The tool was used by drawing a diagram of the floor plan of the area that was under evaluation. Lines were drawn on this diagram to map the flow of movement. The established diagram was assessed and used in helping to redesign the process. To identify unnecessary movements, the lines across the area were analysed. This led to a decision to bring two areas closer together to optimise the flow. By analysing the spaghetti map, it had become clear that an enormous amount of unnecessary movement of staff to a storeroom located outside the clinical area of the Royal Hobart Hospital was occurring. The design of healthcare environments should aim to provide infrastructure that will support healthcare professionals.

It took staff valuable time to collect required materials used for care delivery. This was caused not only by the distance travelled, but also by an ability to easily find the location of a certain item within the room. Based on this information, it was decided to move the storeroom to the middle of the clinical area. The spaghetti diagram, in other words, was a mapping tool for ‘Lean Process Improvement’. It provided a useful visual overview of the geography of the process.

Further work was undertaken by sorting, finding a set place for all materials and by clearly marking its location. This process was repeated for most clinical areas within the hospital setting. Image one shows a storage room before and image two shows the same storage room after the change process had been completed. The efficiency of these changes was tested by timing a member of staff prior to the changes to find certain supplies and this was repeated after the changes had been implemented. A significant reduction in time to find the required items was found. The tool used to create and sustain these changes was the 5S. The 5S stands for Sort, Shine, Set, Standardise and Sustain. It involves a process to ensure areas are systematically kept clean and organised, which assures staff and patient safety. Vital to this is the concept that standardisation of work is key.

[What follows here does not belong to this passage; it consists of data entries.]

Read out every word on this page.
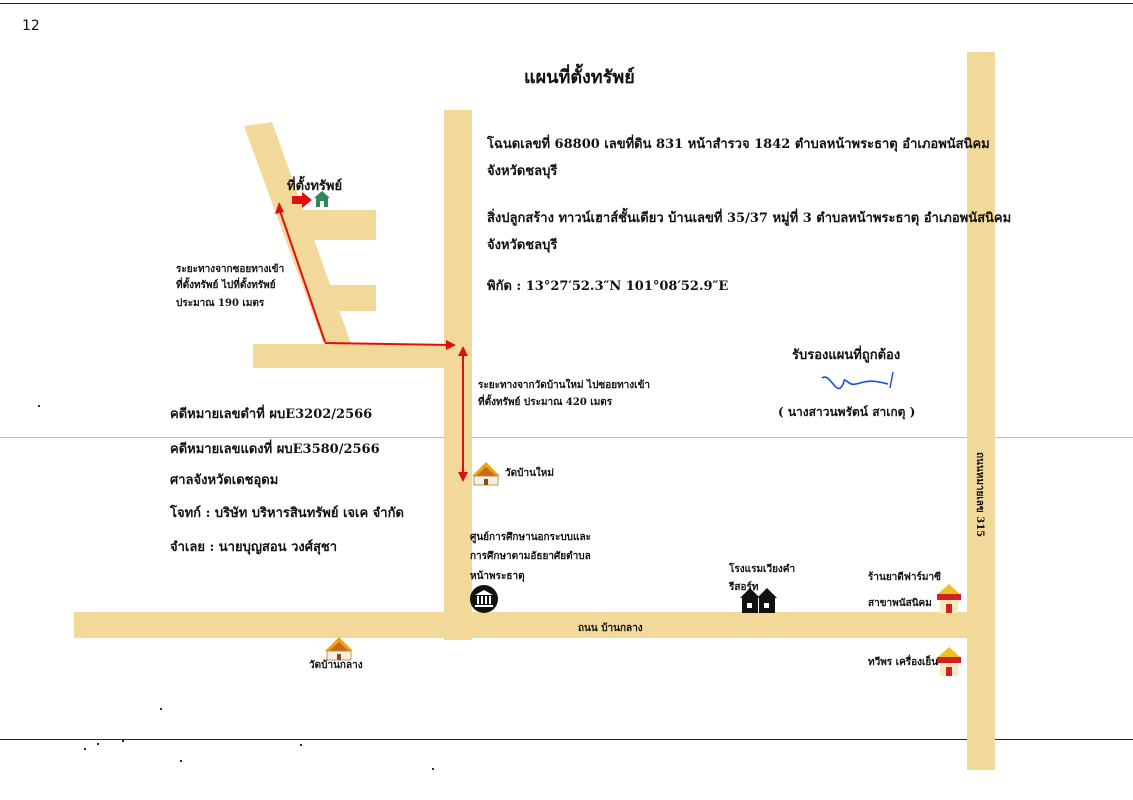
12
แผนที่ตั้งทรัพย์
โฉนดเลขที่ 68800 เลขที่ดิน 831 หน้าสำรวจ 1842 ตำบลหน้าพระธาตุ อำเภอพนัสนิคม
จังหวัดชลบุรี
สิ่งปลูกสร้าง ทาวน์เฮาส์ชั้นเดียว บ้านเลขที่ 35/37 หมู่ที่ 3 ตำบลหน้าพระธาตุ อำเภอพนัสนิคม
จังหวัดชลบุรี
พิกัด : 13°27′52.3″N 101°08′52.9″E
ที่ตั้งทรัพย์
ระยะทางจากซอยทางเข้า
ที่ตั้งทรัพย์ ไปที่ตั้งทรัพย์
ประมาณ 190 เมตร
ระยะทางจากวัดบ้านใหม่ ไปซอยทางเข้า
ที่ตั้งทรัพย์ ประมาณ 420 เมตร
รับรองแผนที่ถูกต้อง
( นางสาวนพรัตน์ สาเกตุ )
คดีหมายเลขดำที่ ผบE3202/2566
คดีหมายเลขแดงที่ ผบE3580/2566
ศาลจังหวัดเดชอุดม
โจทก์ : บริษัท บริหารสินทรัพย์ เจเค จำกัด
จำเลย : นายบุญสอน วงศ์สุชา
วัดบ้านใหม่
ศูนย์การศึกษานอกระบบและ
การศึกษาตามอัธยาศัยตำบล
หน้าพระธาตุ
โรงแรมเวียงคำ
รีสอร์ท
ร้านยาดีฟาร์มาซี
สาขาพนัสนิคม
ทวีพร เครื่องเย็น
วัดบ้านกลาง
ถนน บ้านกลาง
ถนนหมายเลข 315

The Consistent Ward module has demonstrated a change in culture within those areas in the organisation that participated, and showed cost savings. These cost savings have predominantly been shown when a unit actively participates in utilising the ‘5S’. It encourages a commitment from staff to learn technical skills to lead change within their area. This in turn builds adaptive capacity for change within the organisation by way of consultation and engagement of staff, working on the coalface, that directly own and lead the change.

This biggest improvements are not only to the organisation of the ward environment, but to the ability of staff to decrease time spent during their shift searching for equipment or products, allowing them to spend more time ‘caring’ for their patients. From a financial perspective, gains in cost savings have been demonstrated across hospitals within these storage areas by: Relocating storage rooms, decreasing the amount of stock held, utilising and maintaining the revised levels appropriately and less staff time spent searching for items.

CONCLUSION

Lean thinking brings together several strings of process improvement. It starts by defining the purpose of the process value for patient and staff and then redesigns the process to deliver that value. Mapping is the process of observing and understanding the current condition and drawing a map, using spaghetti diagrams, which in turn becomes a blue print for lean healthcare implementation. It provides a view of a process that has been targeted for improvement.

Using the lean concept in healthcare can lead to many positive results. This article has focussed on a practical example used within the Tasmanian healthcare setting. In making relatively simple adjustments to storerooms, it became clear that motion time was reduced, and cost savings were achieved, allowing more time to care for patients. Many other examples are readily available to prove that lean has a place in healthcare and hospital design.